Муза нового века

Много, слишком много она читала: она ведь родилась в наше время, многое придется ей забыть, и она сумеет позабыть.

Она еще не думает о своей песне, которая будет жить в новом веке, как живут теперь вдохновенные творения Моисея и другие. Она еще не думает о своей миссии, о своем будущем, она играет под шум борьбы наций, потрясающий воздух и образующий разные звуковые фигуры из гусиных перьев или из ядер — руны, которые трудно разгадать.

Она носит гарибальдийскую шапочку, читает Шекспира, и у нее мелькает мысль: «А ведь его еще можно будет ставить, когда я вырасту!» Кальдерон покоится в саркофаге своих произведений; надпись на нем говорит о его славе. Гольберга же — да Муза ведь космополитка — она переплела в один том с Мольером, Плавтом и Аристофаном; но охотнее всего она читает все-таки Мольера.

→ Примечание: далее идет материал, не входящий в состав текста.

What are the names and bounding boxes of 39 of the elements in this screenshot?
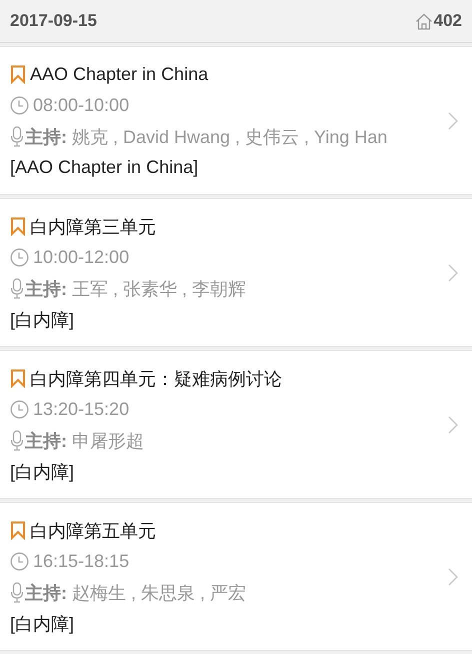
clock-icon bbox=[10, 248, 29, 267]
session-title: 白内障第五单元 bbox=[30, 520, 156, 542]
session-time: 16:15-18:15 bbox=[33, 551, 130, 572]
microphone-icon bbox=[10, 126, 24, 147]
room-number: 402 bbox=[434, 11, 462, 31]
home-icon bbox=[414, 12, 433, 30]
session-card[interactable]: 白内障第五单元 16:15-18:15 主持: 赵梅生 , 朱思泉 , 严宏 [白内障] bbox=[0, 502, 472, 651]
clock-icon bbox=[10, 400, 29, 419]
session-hosts: 主持: 申屠形超 bbox=[25, 430, 144, 452]
bookmark-icon bbox=[10, 65, 26, 84]
date-label: 2017-09-15 bbox=[10, 11, 97, 31]
session-track: [白内障] bbox=[10, 460, 74, 484]
clock-icon bbox=[10, 552, 29, 571]
chevron-right-icon bbox=[448, 112, 458, 130]
session-card[interactable]: AAO Chapter in China 08:00-10:00 主持: 姚克 , David Hwang , 史伟云 , Ying Han [AAO Chapter in China] bbox=[0, 46, 472, 195]
microphone-icon bbox=[10, 278, 24, 299]
session-time: 10:00-12:00 bbox=[33, 247, 130, 268]
chevron-right-icon bbox=[448, 264, 458, 282]
microphone-icon bbox=[10, 582, 24, 603]
session-hosts: 主持: 王军 , 张素华 , 李朝辉 bbox=[25, 278, 246, 300]
session-card[interactable]: 白内障第四单元：疑难病例讨论 13:20-15:20 主持: 申屠形超 [白内障] bbox=[0, 350, 472, 499]
microphone-icon bbox=[10, 430, 24, 451]
session-card[interactable]: 白内障第三单元 10:00-12:00 主持: 王军 , 张素华 , 李朝辉 [白内障] bbox=[0, 198, 472, 347]
chevron-right-icon bbox=[448, 416, 458, 434]
bookmark-icon bbox=[10, 521, 26, 540]
session-title: AAO Chapter in China bbox=[30, 64, 208, 85]
clock-icon bbox=[10, 96, 29, 115]
session-hosts: 主持: 赵梅生 , 朱思泉 , 严宏 bbox=[25, 582, 246, 604]
session-track: [白内障] bbox=[10, 612, 74, 636]
chevron-right-icon bbox=[448, 568, 458, 586]
session-title: 白内障第四单元：疑难病例讨论 bbox=[30, 368, 282, 390]
session-title: 白内障第三单元 bbox=[30, 216, 156, 238]
session-track: [白内障] bbox=[10, 308, 74, 332]
session-time: 08:00-10:00 bbox=[33, 95, 130, 116]
bookmark-icon bbox=[10, 217, 26, 236]
session-time: 13:20-15:20 bbox=[33, 399, 130, 420]
bookmark-icon bbox=[10, 369, 26, 388]
session-hosts: 主持: 姚克 , David Hwang , 史伟云 , Ying Han bbox=[25, 126, 388, 148]
session-track: [AAO Chapter in China] bbox=[10, 157, 198, 178]
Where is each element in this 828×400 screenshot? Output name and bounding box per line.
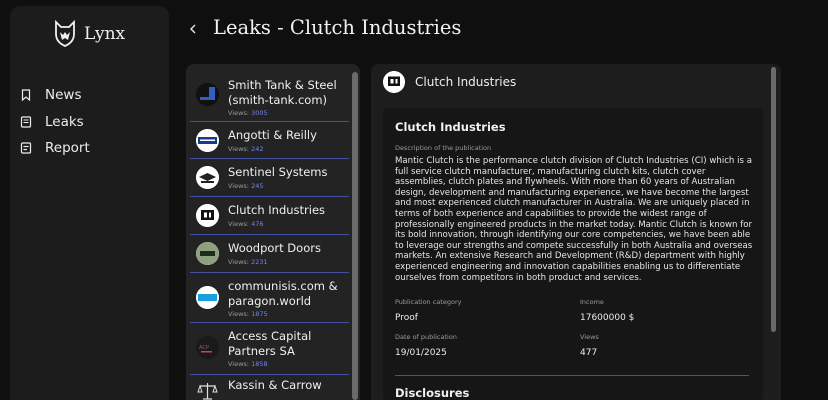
nav-label: News xyxy=(45,87,82,104)
sentinel-logo-icon xyxy=(196,166,219,189)
views-count: Views: 3005 xyxy=(228,109,268,117)
nav-item-leaks[interactable]: Leaks xyxy=(20,109,90,136)
detail-panel: Clutch Industries Clutch Industries Desc… xyxy=(371,64,781,400)
company-name: Woodport Doors xyxy=(228,241,321,255)
views-count: Views: 242 xyxy=(228,144,264,153)
company-list-panel: Smith Tank & Steel (smith-tank.com) View… xyxy=(186,64,360,400)
nav-label: Report xyxy=(45,140,90,157)
company-logo xyxy=(196,204,219,227)
divider xyxy=(395,375,749,376)
detail-scrollbar[interactable] xyxy=(771,67,776,332)
bookmark-icon xyxy=(21,89,31,102)
sidebar: Lynx News Leaks Report xyxy=(10,6,169,400)
smith-tank-logo-icon xyxy=(196,83,219,106)
category-label: Publication category xyxy=(395,298,462,306)
views-value: 477 xyxy=(580,348,598,358)
company-logo xyxy=(383,71,405,93)
list-item-woodport-doors[interactable]: Woodport Doors Views: 2231 xyxy=(190,235,349,273)
access-capital-logo-icon: ACP xyxy=(196,336,219,359)
list-item-kassin-carrow[interactable]: Kassin & Carrow xyxy=(190,375,349,400)
page-title: Leaks - Clutch Industries xyxy=(213,16,462,39)
company-name: Angotti & Reilly xyxy=(228,128,317,142)
company-name: communisis.com & paragon.world xyxy=(228,279,338,308)
company-name: Access Capital Partners SA xyxy=(228,329,312,358)
sidebar-nav: News Leaks Report xyxy=(20,82,90,162)
views-label: Views xyxy=(580,333,599,341)
list-item-sentinel-systems[interactable]: Sentinel Systems Views: 245 xyxy=(190,159,349,197)
file-icon xyxy=(20,116,32,128)
detail-header: Clutch Industries xyxy=(383,71,516,93)
company-logo: ACP xyxy=(196,336,219,359)
nav-item-news[interactable]: News xyxy=(20,82,90,109)
views-field: Views 477 xyxy=(580,333,599,358)
views-count: Views: 1858 xyxy=(228,360,268,368)
description-label: Description of the publication xyxy=(395,144,492,152)
publication-title: Clutch Industries xyxy=(395,120,506,134)
nav-item-report[interactable]: Report xyxy=(20,135,90,162)
publication-card: Clutch Industries Description of the pub… xyxy=(383,108,763,400)
list-item-angotti-reilly[interactable]: Angotti & Reilly Views: 242 xyxy=(190,122,349,159)
company-logo xyxy=(196,129,219,152)
date-value: 19/01/2025 xyxy=(395,348,447,358)
income-value: 17600000 $ xyxy=(580,313,635,323)
communisis-logo-icon xyxy=(196,286,219,309)
company-logo xyxy=(196,286,219,309)
list-item-access-capital[interactable]: ACP Access Capital Partners SA Views: 18… xyxy=(190,323,349,375)
app-name: Lynx xyxy=(84,24,126,44)
views-count: Views: 1875 xyxy=(228,310,268,318)
nav-label: Leaks xyxy=(45,113,84,130)
clutch-logo-icon xyxy=(196,204,219,227)
lynx-logo-icon xyxy=(55,20,75,47)
app-logo[interactable]: Lynx xyxy=(53,20,125,48)
list-item-clutch-industries[interactable]: Clutch Industries Views: 476 xyxy=(190,197,349,235)
views-count: Views: 476 xyxy=(228,219,264,228)
report-icon xyxy=(20,142,32,154)
category-value: Proof xyxy=(395,313,418,323)
list-scrollbar[interactable] xyxy=(352,72,358,400)
disclosures-title: Disclosures xyxy=(395,386,470,400)
company-logo xyxy=(196,83,219,106)
company-name: Clutch Industries xyxy=(228,203,326,217)
scales-icon xyxy=(197,383,218,400)
company-logo xyxy=(196,242,219,265)
woodport-logo-icon xyxy=(196,242,219,265)
views-count: Views: 2231 xyxy=(228,257,268,266)
publication-description: Mantic Clutch is the performance clutch … xyxy=(395,156,753,283)
company-name: Kassin & Carrow xyxy=(228,378,322,392)
views-count: Views: 245 xyxy=(228,181,264,190)
company-logo xyxy=(196,166,219,189)
clutch-logo-icon xyxy=(383,71,405,93)
list-item-communisis[interactable]: communisis.com & paragon.world Views: 18… xyxy=(190,273,349,323)
company-name: Smith Tank & Steel (smith-tank.com) xyxy=(228,78,337,107)
company-list: Smith Tank & Steel (smith-tank.com) View… xyxy=(190,72,349,400)
detail-company-name: Clutch Industries xyxy=(415,75,517,89)
angotti-logo-icon xyxy=(196,129,219,152)
income-field: Income 17600000 $ xyxy=(580,298,634,323)
income-label: Income xyxy=(580,298,604,306)
back-chevron-icon[interactable] xyxy=(186,20,200,38)
list-item-smith-tank[interactable]: Smith Tank & Steel (smith-tank.com) View… xyxy=(190,72,349,122)
category-field: Publication category Proof xyxy=(395,298,461,323)
date-field: Date of publication 19/01/2025 xyxy=(395,333,457,358)
date-label: Date of publication xyxy=(395,333,457,341)
company-logo xyxy=(196,380,219,400)
company-name: Sentinel Systems xyxy=(228,165,328,179)
svg-text:ACP: ACP xyxy=(199,345,209,351)
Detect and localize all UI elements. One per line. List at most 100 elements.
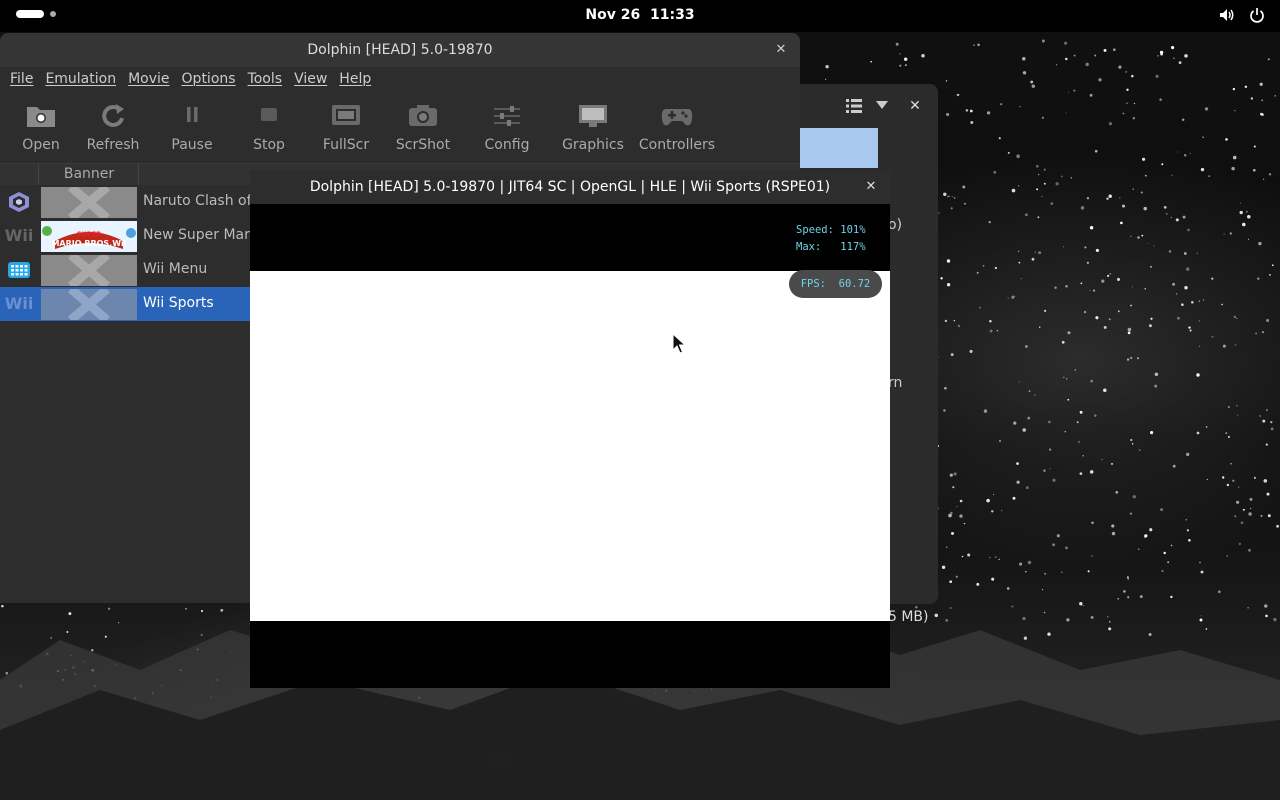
star [973, 44, 975, 46]
star [1198, 320, 1200, 322]
star [1188, 326, 1191, 329]
star [1259, 82, 1263, 86]
max-speed-text: Max: 117% [796, 241, 866, 253]
game-viewport[interactable] [250, 271, 890, 621]
star [1221, 303, 1223, 306]
star [1261, 331, 1264, 334]
star [1063, 376, 1065, 379]
star [953, 197, 956, 199]
column-banner[interactable]: Banner [40, 166, 138, 182]
star [1130, 235, 1132, 238]
star [1266, 319, 1270, 322]
star [1108, 122, 1112, 126]
star [953, 319, 956, 322]
star [1111, 531, 1116, 536]
stop-button[interactable]: Stop [234, 95, 304, 161]
star [1205, 426, 1208, 428]
close-button[interactable]: ✕ [772, 41, 790, 59]
controllers-button[interactable]: Controllers [630, 95, 724, 161]
star [989, 329, 993, 333]
star [1239, 202, 1242, 204]
star [1230, 463, 1232, 465]
star [1176, 316, 1180, 320]
star [1022, 57, 1026, 61]
star [1189, 329, 1192, 332]
star [1070, 177, 1072, 179]
star [1055, 182, 1059, 186]
star [1043, 182, 1046, 185]
star [1185, 267, 1190, 271]
dropdown-arrow-icon[interactable] [876, 100, 888, 110]
star [1255, 332, 1258, 335]
menu-emulation[interactable]: Emulation [39, 67, 122, 93]
star [1240, 521, 1244, 525]
graphics-button[interactable]: Graphics [556, 95, 630, 161]
screenshot-button[interactable]: ScrShot [388, 95, 458, 161]
star [1101, 459, 1103, 461]
star [1150, 431, 1154, 435]
menu-options[interactable]: Options [176, 67, 242, 93]
star [1170, 216, 1173, 219]
fps-overlay: FPS: 60.72 [789, 270, 882, 298]
menu-tools[interactable]: Tools [242, 67, 289, 93]
refresh-button[interactable]: Refresh [76, 95, 150, 161]
star [1126, 358, 1130, 361]
star [1119, 197, 1121, 199]
config-button[interactable]: Config [458, 95, 556, 161]
star [1048, 448, 1052, 451]
star [1244, 85, 1248, 89]
star [1089, 470, 1094, 474]
star [1065, 57, 1068, 61]
star [1091, 555, 1093, 557]
star [1041, 196, 1043, 198]
star [1250, 97, 1254, 100]
star [1266, 492, 1270, 496]
star [1031, 257, 1035, 261]
open-button[interactable]: Open [6, 95, 76, 161]
system-tray[interactable] [1218, 6, 1266, 24]
star [1125, 71, 1128, 73]
star [1132, 188, 1134, 190]
menu-view[interactable]: View [288, 67, 333, 93]
volume-icon[interactable] [1218, 6, 1236, 24]
star [948, 195, 950, 197]
refresh-icon [102, 104, 124, 127]
star [994, 266, 998, 270]
star [1153, 245, 1155, 247]
fullscreen-button[interactable]: FullScr [304, 95, 388, 161]
star [963, 522, 966, 525]
placeholder-x-icon [68, 255, 110, 286]
star [1160, 52, 1163, 56]
star [1052, 543, 1056, 547]
pause-button[interactable]: Pause [150, 95, 234, 161]
menu-help[interactable]: Help [333, 67, 377, 93]
star [1252, 168, 1256, 172]
star [1014, 295, 1016, 297]
star [1025, 213, 1028, 217]
star [1085, 62, 1089, 67]
star [950, 353, 954, 357]
list-view-icon[interactable] [846, 98, 862, 114]
render-window[interactable]: Dolphin [HEAD] 5.0-19870 | JIT64 SC | Op… [250, 170, 890, 688]
star [1007, 151, 1010, 154]
refresh-label: Refresh [86, 137, 140, 153]
star [1226, 483, 1230, 487]
clock-time: 11:33 [650, 7, 695, 23]
star [1073, 89, 1076, 92]
selected-item-highlight[interactable] [800, 128, 878, 168]
star [1111, 524, 1115, 528]
star [1064, 431, 1066, 433]
star [899, 53, 901, 55]
close-icon[interactable]: ✕ [906, 97, 924, 115]
clock[interactable]: Nov 26 11:33 [0, 7, 1280, 23]
clock-date: Nov 26 [585, 7, 641, 23]
star [1196, 431, 1200, 435]
star [1126, 102, 1128, 105]
open-label: Open [22, 137, 60, 153]
menu-movie[interactable]: Movie [122, 67, 175, 93]
star [1236, 317, 1238, 320]
power-icon[interactable] [1248, 6, 1266, 24]
menu-file[interactable]: File [4, 67, 39, 93]
render-close-button[interactable]: ✕ [862, 178, 880, 196]
star [1232, 87, 1236, 91]
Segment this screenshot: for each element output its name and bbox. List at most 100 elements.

Ей незнакомо то беспокойство, которое гонит горную серну, но и ее душа жаждет соли жизни, как горная серна — раздолья гор. В сердце ее разлит такой же покой, каким дышат сказания древних евреев, этих номадов, кочевавших в тихие звездные ночи по зеленым равнинам, и все же, когда она поет их, сердце ее бьется сильнее, чем билось оно у вдохновенного древнего воина с Фессалийских гор.

Ну, а насчет ее религии как? Она изучила все философские таблицы, сломала себе на «происхождении первоначальных сил» один из молочных зубов, но получила взамен новый, вкусила плод познания еще в колыбели и стала так умна, что бессмертие кажется ей гениальнейшей мыслью человечества.

Когда же настанет новый век поэзии? Когда выступит его Муза? Когда мы услышим ее?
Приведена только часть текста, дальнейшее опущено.